Nuove fiere per Rimini

fiere riminiErano quattro, le principali fiere di Rimini, in grado di attrarre complessivamente 600 mila visitatori: Sigep, Ecomondo, Ttg, Riminiwellness.

A questi quattro eventi, entro breve tempo, dovrebbero aggiungersi altre quattro grandi iniziative di attrazione di utenza e investitori, in grado di ergere maggiormente l’area riminese tra le più importanti in Italia, nei comparti di riferimento industriale e di servizio.

Alle fiere sul benessere, gelateria, pasticceria, riciclo e turismo (di cui si è appena avuto modo di compiere un breve cenno) si aggiungeranno infatti:

  • Packology: fiera sui processi industriali legati all’imballaggio, prevista per il prossimo mese di giugno
  • Airet: fiera sulle tecnologie aeree e aeroportuali, prevista per il prossimo mese di ottobre
  • Key Wind: fiera sull’energia eolica, prevista per il prossimo mese di novembre
  • Salve: fiera sui veicoli ecologici, prevista per il prossimo mese di novembre

Il business delle fiere di livello top va così a subire un corposo arricchimento, proponendo Rimini tra le capitali del settore, in controtendenza rispetto al trend generale nazionale. Ad essere convinto della validità di tali iniziative è Lorenzo Cagnoni, presidente di Rimini Fiera, che ha sottolineato la necessità di specializzare i quartieri fieristici, anzichè agire in concorrenza.

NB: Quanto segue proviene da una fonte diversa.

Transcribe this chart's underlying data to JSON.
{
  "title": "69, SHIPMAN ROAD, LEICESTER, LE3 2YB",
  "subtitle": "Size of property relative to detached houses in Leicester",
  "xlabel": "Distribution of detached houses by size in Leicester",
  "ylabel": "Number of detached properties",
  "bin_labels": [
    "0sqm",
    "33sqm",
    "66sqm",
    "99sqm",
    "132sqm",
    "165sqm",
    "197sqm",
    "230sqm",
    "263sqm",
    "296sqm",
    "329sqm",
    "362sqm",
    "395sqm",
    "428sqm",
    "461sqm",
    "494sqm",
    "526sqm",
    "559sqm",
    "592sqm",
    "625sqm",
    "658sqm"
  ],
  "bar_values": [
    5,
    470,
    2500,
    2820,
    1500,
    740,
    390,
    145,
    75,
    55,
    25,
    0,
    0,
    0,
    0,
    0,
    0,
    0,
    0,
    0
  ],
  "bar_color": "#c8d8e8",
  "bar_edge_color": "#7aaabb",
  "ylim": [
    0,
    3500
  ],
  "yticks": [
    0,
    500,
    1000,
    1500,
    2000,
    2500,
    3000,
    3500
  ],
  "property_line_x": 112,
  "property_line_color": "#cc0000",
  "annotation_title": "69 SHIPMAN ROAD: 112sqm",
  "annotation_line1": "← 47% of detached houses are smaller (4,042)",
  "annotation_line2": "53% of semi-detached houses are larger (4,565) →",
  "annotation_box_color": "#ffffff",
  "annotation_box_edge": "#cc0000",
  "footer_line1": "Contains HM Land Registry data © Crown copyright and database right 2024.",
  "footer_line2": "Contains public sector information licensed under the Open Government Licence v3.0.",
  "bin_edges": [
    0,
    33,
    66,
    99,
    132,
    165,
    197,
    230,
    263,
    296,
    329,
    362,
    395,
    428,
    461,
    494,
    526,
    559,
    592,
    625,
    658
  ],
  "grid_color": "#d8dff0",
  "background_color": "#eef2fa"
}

Di fatti, evidenziava alla stampa il presidente Cagnoni, in questi anni “i quartieri principali in Italia si sono rafforzati in settori specifici ed è opportuno uscire dalla crisi con una definita identità di ciascuno”. È quanto sta accadendo anche tra Bologna e Rimini – prosegue Cagnoni – “dopo che è svanita l’ipotesi di un’aggregazione, abbiamo deciso che ognuno deve andare per la propria strada rendendo sempre più internazionali le proprie fiere di punta”.

Pertanto, anche nel prossimo futuro, le nuove fiere potrebbero essere organizzate con maggiore specificità e sinergia, andando così a contribuire a rinvigorire ulteriormente il giro d’affari del gruppo Rimini Fiera, che ha chiuso il 2012 con un fatturato pari a 71,6 milioni di euro, in crescita di 0,5 punti percentuali.